Generally speaking, there's two ways for the stock market to appreciate. Either through earnings or the PE multiple going up. Naturally, if you buy a stock at 10 PE and the PE jumps to 15, then you've made a 50% profit if earnings stayed flat. Similarly, if earnings increase 50% then you'll make a 50% profit if the PE multiple stays flat.
Problem is since 1990, 55% of stock market gains have been through PE expansion. (Using inflation adjusted data from http://ift.tt/1HG96Ei and http://ift.tt/2jkDNh3.) Since 1990, price has gone up 5.37% a year. Meanwhile, earnings have only gone up 3.28% a year. To put that in perspective, from 1945 1944 to 1990, they went up 2.55% and 2.46% p.a. respectively. (Remember, these are all inflation adjusted., i.e. real growth rates.)
Here's a graph I made: http://ift.tt/2kbU7zg As you can see, historically, the 10 year median PE kind of cleanly cycles from a high of 18 to a low of 9 or 10. Then in the late 90's it "should" have peaked, but it didn't. It just kept going up and it's stayed above 18 ever since. In fact, we never had a 10 year median PE above 19 before 2000. Now we've had it 16 times.

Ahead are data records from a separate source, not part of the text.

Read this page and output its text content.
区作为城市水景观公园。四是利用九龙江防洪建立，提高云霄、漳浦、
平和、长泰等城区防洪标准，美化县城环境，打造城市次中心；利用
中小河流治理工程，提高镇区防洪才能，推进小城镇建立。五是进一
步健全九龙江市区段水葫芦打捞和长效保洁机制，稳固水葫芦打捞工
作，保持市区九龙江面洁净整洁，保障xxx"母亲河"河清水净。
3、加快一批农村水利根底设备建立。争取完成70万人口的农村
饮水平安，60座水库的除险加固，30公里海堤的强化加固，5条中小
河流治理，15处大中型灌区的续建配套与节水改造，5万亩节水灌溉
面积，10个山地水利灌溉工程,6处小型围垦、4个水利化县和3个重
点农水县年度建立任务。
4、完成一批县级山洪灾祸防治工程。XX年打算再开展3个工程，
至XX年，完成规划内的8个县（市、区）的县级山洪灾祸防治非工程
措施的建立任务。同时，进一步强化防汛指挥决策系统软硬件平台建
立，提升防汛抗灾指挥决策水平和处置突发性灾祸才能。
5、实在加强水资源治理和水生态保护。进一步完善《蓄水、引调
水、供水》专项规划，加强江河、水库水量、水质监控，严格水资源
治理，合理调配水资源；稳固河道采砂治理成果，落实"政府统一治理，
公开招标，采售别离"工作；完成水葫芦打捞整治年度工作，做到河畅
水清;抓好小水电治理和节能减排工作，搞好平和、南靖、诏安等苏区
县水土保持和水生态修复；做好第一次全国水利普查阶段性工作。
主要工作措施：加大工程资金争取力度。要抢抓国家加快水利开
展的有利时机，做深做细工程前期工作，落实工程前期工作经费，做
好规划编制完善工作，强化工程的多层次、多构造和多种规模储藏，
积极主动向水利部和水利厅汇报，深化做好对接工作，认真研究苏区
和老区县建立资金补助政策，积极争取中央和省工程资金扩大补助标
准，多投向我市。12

See, when the Fed dropped interest rates to zero and dumped unholy amounts of money into the economy, everyone, including myself, thought we'd have high inflation. But the CPI has stayed low. Really low. http://ift.tt/1JGhA0R In 2014 Bernanke quipped that "the problem with QE is that it works in practice, but it doesn't work in theory." And since unemployment numbers have been good http://ift.tt/2kbWvFZ and the stock market has been going up, we all kind of assumed that, hey maybe this Bernanke guy knows more about economics than we do.
But here's a troubling thought. And Im not the first to have this, there's actually a really good, if libertarian-leaning documentary on Netflix called "Money for Nothing" that kind of inspired this line of thinking. But what if we haven't seen inflation in the CPI simply because the money (i.e. QE) didn't go to the consumers. It went to the banks. What if we are experiencing dramatic stock market inflation?

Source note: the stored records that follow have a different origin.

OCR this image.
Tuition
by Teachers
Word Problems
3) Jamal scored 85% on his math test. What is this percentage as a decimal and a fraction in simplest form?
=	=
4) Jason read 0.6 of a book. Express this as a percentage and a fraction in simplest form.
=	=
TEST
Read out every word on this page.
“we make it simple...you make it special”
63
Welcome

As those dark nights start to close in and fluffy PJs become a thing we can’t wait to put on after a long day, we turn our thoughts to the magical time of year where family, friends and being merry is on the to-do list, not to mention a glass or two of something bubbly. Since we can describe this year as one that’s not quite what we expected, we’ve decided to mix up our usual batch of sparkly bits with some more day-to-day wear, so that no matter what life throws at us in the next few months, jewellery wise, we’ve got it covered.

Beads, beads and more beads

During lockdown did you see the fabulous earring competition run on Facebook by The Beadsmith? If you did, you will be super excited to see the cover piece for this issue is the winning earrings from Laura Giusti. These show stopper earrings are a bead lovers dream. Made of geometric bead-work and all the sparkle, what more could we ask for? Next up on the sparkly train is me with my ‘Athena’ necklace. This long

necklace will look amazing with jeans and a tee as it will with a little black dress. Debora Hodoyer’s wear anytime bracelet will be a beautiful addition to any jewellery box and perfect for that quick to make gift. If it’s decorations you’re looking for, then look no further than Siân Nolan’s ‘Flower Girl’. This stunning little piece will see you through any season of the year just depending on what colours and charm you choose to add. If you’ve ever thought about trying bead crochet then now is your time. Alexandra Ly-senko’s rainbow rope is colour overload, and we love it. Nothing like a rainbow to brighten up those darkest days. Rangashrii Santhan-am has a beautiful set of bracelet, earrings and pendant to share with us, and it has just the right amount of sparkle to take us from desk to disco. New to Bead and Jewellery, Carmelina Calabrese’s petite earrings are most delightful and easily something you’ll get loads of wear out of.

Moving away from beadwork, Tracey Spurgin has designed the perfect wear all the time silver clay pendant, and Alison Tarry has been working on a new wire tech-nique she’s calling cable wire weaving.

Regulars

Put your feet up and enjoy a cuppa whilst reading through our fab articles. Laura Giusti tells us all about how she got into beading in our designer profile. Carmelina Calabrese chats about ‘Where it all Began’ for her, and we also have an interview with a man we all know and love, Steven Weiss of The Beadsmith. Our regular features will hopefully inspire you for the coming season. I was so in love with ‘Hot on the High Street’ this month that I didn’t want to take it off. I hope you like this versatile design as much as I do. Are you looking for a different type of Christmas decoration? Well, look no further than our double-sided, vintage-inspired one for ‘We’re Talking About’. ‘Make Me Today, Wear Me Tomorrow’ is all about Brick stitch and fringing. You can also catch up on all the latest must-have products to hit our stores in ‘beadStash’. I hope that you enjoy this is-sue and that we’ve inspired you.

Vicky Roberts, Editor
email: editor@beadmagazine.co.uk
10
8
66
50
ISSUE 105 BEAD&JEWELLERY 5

Well I think most of us know that low interest rates are propping up the stock market, but by how much? Well. If the stock market had a more historically average PE multiple of 15, for example, the stock market would tumble over 40% to around $1,300.

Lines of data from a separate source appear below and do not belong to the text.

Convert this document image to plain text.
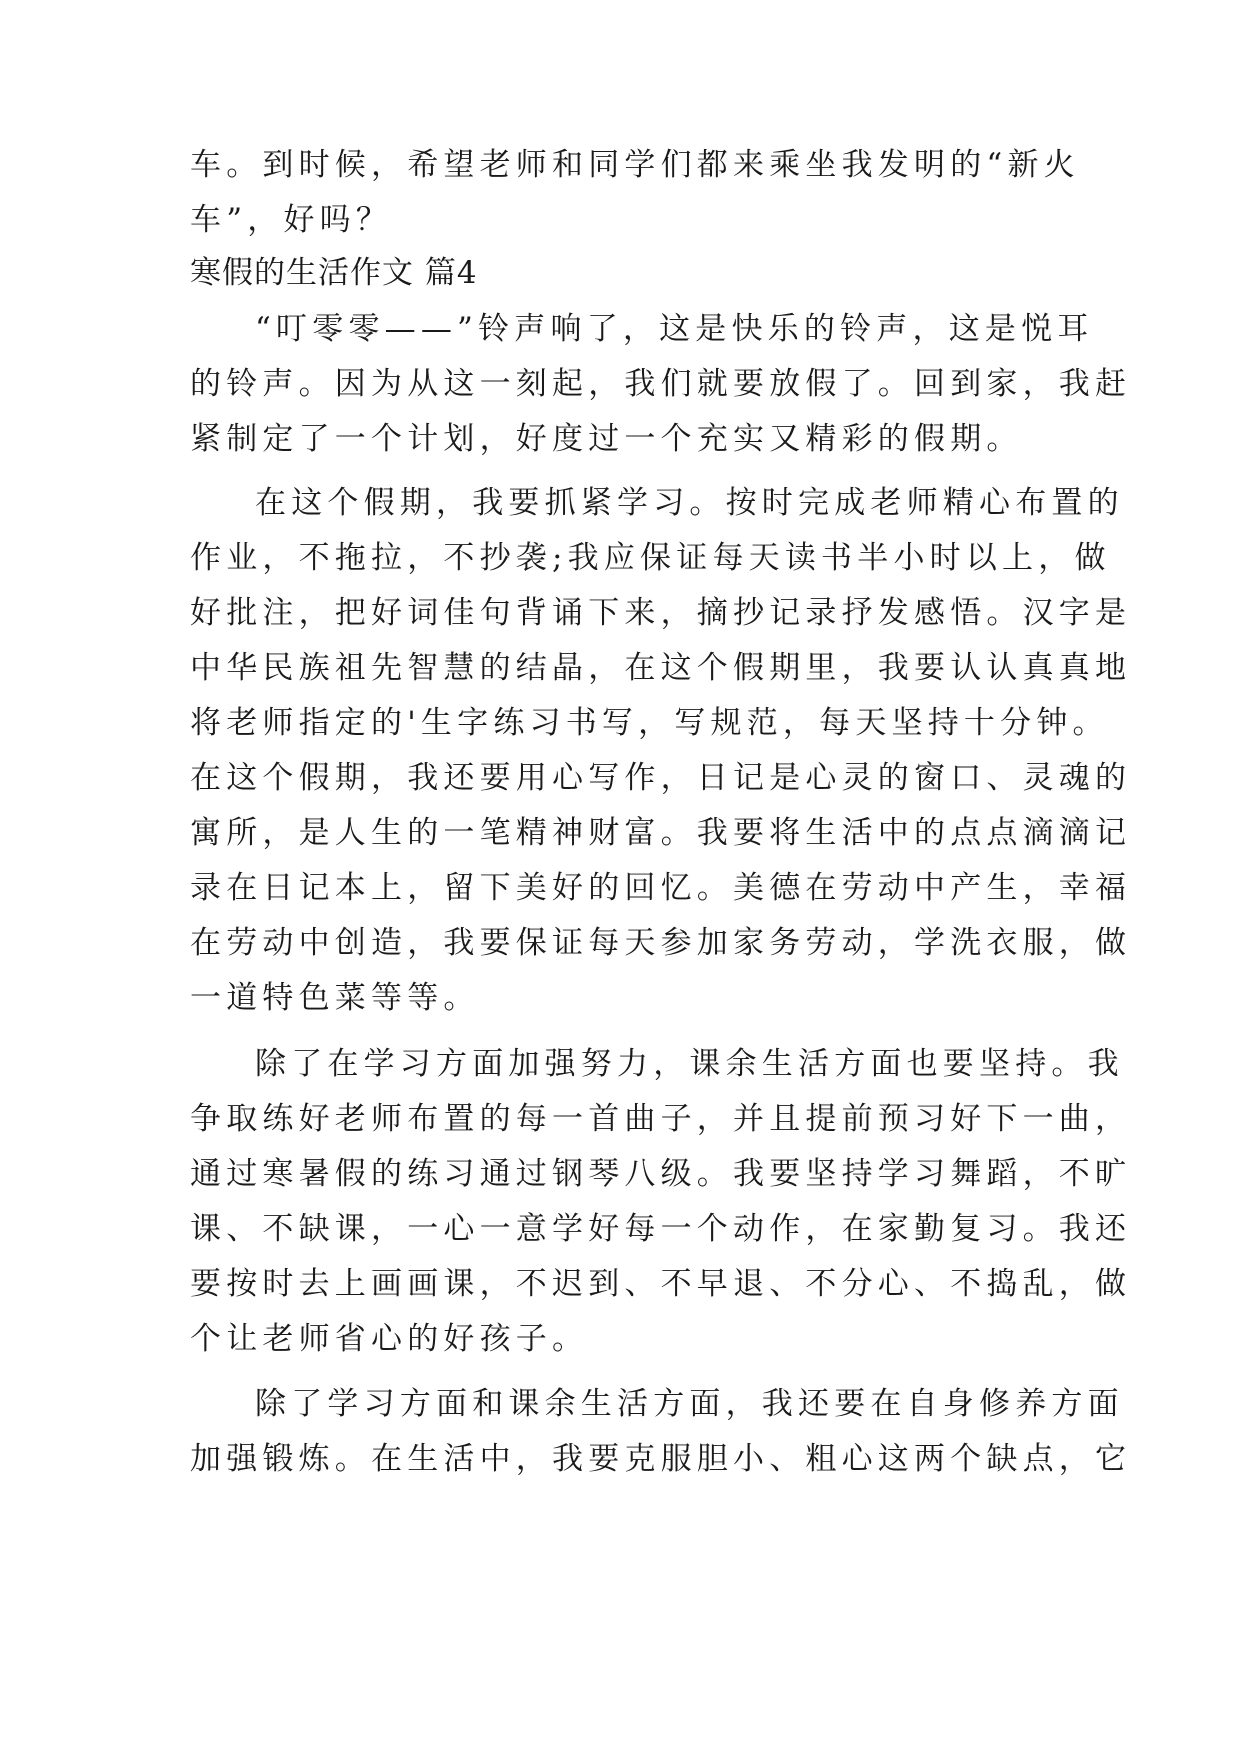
车。到时候，希望老师和同学们都来乘坐我发明的“新火
车”，好吗？
寒假的生活作文 篇4
“叮零零——”铃声响了，这是快乐的铃声，这是悦耳
的铃声。因为从这一刻起，我们就要放假了。回到家，我赶
紧制定了一个计划，好度过一个充实又精彩的假期。
在这个假期，我要抓紧学习。按时完成老师精心布置的
作业，不拖拉，不抄袭;我应保证每天读书半小时以上，做
好批注，把好词佳句背诵下来，摘抄记录抒发感悟。汉字是
中华民族祖先智慧的结晶，在这个假期里，我要认认真真地
将老师指定的'生字练习书写，写规范，每天坚持十分钟。
在这个假期，我还要用心写作，日记是心灵的窗口、灵魂的
寓所，是人生的一笔精神财富。我要将生活中的点点滴滴记
录在日记本上，留下美好的回忆。美德在劳动中产生，幸福
在劳动中创造，我要保证每天参加家务劳动，学洗衣服，做
一道特色菜等等。
除了在学习方面加强努力，课余生活方面也要坚持。我
争取练好老师布置的每一首曲子，并且提前预习好下一曲，
通过寒暑假的练习通过钢琴八级。我要坚持学习舞蹈，不旷
课、不缺课，一心一意学好每一个动作，在家勤复习。我还
要按时去上画画课，不迟到、不早退、不分心、不捣乱，做
个让老师省心的好孩子。
除了学习方面和课余生活方面，我还要在自身修养方面
加强锻炼。在生活中，我要克服胆小、粗心这两个缺点，它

Now keep in mind, I'm not predicting a massive 40% drop off. I'm just saying that the PE multiple should revert to mean eventually, and 25 to 15, no matter how gradual, is a bit of a headwind. Even if it took 20 years to go from 25 to 15, with earnings growing at a real 2.66% a year like they have been since 1990 1989, we'd ended up in 2036 with a price just shy of where it is today: around $2,260.
Course, this is all ignoring dividends. Which isn't lost on me. Even if the SP500 went flat over the next 20 years, you'd still get your dividends. And in case anyone is wondering, dividend yield has somewhat unsurprisingly ran counter to the PE. Here it is: http://ift.tt/2jkOrV5
And the payout ratio (Dividends / Earnings) has been declining http://ift.tt/2kbSRvH which makes me curious about the effects of share repurchases. (Dividends and share repurchases are the two ways companies can return cash to shareholders.) Share repurchases make the stock price rise without affecting earnings, so that will translate to PE multiple expansion. Unfortunately, for all the awesome data http://ift.tt/1uW5zPK Mr Shiller has provided, they don't track share repurchases.
Well pardon me for jumping off my train of thought with a rather unsatisfactory conclusion, but I have to get to bed. Hopefully I've given you something to think about.
tl;dr: this guy thinks pe is too high
edit: and this is a minor, anal retentive detail, but when i say a year, Im actually mean as of Dec 31st of that year.